All of lore.kernel.org
 help / color / mirror / Atom feed
* + mm-page_alloc-delete-vmpercpu_pagelist_fraction.patch added to -mm tree
@ 2021-05-25 23:42 akpm
  0 siblings, 0 replies; only message in thread
From: akpm @ 2021-05-25 23:42 UTC (permalink / raw)
  To: dave.hansen, hdanton, mgorman, mhocko, mm-commits, vbabka


The patch titled
     Subject: mm/page_alloc: delete vm.percpu_pagelist_fraction
has been added to the -mm tree.  Its filename is
     mm-page_alloc-delete-vmpercpu_pagelist_fraction.patch

This patch should soon appear at
    https://ozlabs.org/~akpm/mmots/broken-out/mm-page_alloc-delete-vmpercpu_pagelist_fraction.patch
and later at
    https://ozlabs.org/~akpm/mmotm/broken-out/mm-page_alloc-delete-vmpercpu_pagelist_fraction.patch

Before you just go and hit "reply", please:
   a) Consider who else should be cc'ed
   b) Prefer to cc a suitable mailing list as well
   c) Ideally: find the original patch on the mailing list and do a
      reply-to-all to that, adding suitable additional cc's

*** Remember to use Documentation/process/submit-checklist.rst when testing your code ***

The -mm tree is included into linux-next and is updated
there every 3-4 working days

------------------------------------------------------
From: Mel Gorman <mgorman@techsingularity.net>
Subject: mm/page_alloc: delete vm.percpu_pagelist_fraction

Patch series "Calculate pcp->high based on zone sizes and active CPUs", v2.

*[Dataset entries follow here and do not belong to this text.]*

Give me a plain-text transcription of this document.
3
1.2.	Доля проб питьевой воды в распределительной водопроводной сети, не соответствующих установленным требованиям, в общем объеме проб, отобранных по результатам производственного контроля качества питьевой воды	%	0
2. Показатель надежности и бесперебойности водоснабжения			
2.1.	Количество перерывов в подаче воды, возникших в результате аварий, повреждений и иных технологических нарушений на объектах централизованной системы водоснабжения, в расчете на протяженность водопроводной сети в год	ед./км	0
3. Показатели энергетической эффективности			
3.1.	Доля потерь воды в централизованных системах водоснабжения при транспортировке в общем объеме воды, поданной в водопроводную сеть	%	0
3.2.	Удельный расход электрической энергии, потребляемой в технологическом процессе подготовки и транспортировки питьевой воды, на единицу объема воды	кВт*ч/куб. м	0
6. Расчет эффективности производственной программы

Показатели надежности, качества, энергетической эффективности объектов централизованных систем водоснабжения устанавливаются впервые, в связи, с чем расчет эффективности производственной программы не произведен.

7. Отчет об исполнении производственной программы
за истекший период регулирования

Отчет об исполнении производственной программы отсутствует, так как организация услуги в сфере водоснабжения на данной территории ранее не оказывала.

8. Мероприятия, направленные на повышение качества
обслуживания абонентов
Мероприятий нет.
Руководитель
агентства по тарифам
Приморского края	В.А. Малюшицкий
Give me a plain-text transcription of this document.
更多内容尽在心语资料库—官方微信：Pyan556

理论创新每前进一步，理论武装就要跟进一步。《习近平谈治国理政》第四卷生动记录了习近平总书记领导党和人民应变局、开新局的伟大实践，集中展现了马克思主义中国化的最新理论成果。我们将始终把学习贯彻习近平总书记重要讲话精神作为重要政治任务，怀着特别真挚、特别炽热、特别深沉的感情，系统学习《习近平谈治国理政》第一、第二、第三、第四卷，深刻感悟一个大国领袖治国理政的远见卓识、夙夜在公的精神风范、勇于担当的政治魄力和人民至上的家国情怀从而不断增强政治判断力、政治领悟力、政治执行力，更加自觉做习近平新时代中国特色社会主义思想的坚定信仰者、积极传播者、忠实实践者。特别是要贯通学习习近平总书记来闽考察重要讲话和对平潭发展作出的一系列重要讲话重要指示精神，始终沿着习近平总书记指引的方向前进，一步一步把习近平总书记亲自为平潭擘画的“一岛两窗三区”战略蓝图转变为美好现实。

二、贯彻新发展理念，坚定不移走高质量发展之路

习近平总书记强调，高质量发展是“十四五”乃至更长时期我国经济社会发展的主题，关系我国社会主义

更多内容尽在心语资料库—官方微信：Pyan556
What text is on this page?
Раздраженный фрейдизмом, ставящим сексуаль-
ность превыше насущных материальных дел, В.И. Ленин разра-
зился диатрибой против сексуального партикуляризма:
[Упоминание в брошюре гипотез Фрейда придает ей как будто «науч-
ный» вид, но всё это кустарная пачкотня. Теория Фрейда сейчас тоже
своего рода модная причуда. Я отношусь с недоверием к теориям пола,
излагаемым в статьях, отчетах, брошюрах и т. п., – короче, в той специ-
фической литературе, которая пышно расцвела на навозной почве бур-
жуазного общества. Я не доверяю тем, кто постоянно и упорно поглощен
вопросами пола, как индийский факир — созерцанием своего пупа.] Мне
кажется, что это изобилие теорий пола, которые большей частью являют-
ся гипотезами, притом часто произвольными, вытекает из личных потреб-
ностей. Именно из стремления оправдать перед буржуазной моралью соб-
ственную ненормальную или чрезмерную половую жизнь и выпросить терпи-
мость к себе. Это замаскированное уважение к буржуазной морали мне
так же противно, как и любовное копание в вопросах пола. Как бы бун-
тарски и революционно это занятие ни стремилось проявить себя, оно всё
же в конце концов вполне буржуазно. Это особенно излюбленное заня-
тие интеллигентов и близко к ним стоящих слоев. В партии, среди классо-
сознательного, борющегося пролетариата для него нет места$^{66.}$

The per-cpu page allocator (PCP) is meant to reduce contention on the zone
lock but the sizing of batch and high is archaic and neither takes the
zone size into account or the number of CPUs local to a zone.  With larger
zones and more CPUs per node, the contention is getting worse. 
Furthermore, the fact that vm.percpu_pagelist_fraction adjusts both batch
and high values means that the sysctl can reduce zone lock contention but
also increase allocation latencies.

This series disassociates pcp->high from pcp->batch and then scales
pcp->high based on the size of the local zone with limited impact to
reclaim and accounting for active CPUs but leaves pcp->batch static.  It
also adapts the number of pages that can be on the pcp list based on
recent freeing patterns.

The motivation is partially to adjust to larger memory sizes but is also
driven by the fact that large batches of page freeing via release_pages()
often shows zone contention as a major part of the problem.  Another is a
bug report based on an older kernel where a multi-terabyte process can
takes several minutes to exit.  A workaround was to use
vm.percpu_pagelist_fraction to increase the pcp->high value but testing
indicated that a production workload could not use the same values because
of an increase in allocation latencies.  Unfortunately, I cannot reproduce
this test case myself as the multi-terabyte machines are in active use but
it should alleviate the problem.

The series aims to address both and partially acts as a pre-requisite. 
pcp only works with order-0 which is useless for SLUB (when using high
orders) and THP (unconditionally).  To store high-order pages on PCP, the
pcp->high values need to be increased first.


This patch (of 6):

The vm.percpu_pagelist_fraction is used to increase the batch and high
limits for the per-cpu page allocator (PCP).  The intent behind the sysctl
is to reduce zone lock acquisition when allocating/freeing pages but it
has a problem.  While it can decrease contention, it can also increase
latency on the allocation side due to unreasonably large batch sizes. 
This leads to games where an administrator adjusts
percpu_pagelist_fraction on the fly to work around contention and
allocation latency problems.

This series aims to alleviate the problems with zone lock contention while
avoiding the allocation-side latency problems.  For the purposes of
review, it's easier to remove this sysctl now and reintroduce a similar
sysctl later in the series that deals only with pcp->high.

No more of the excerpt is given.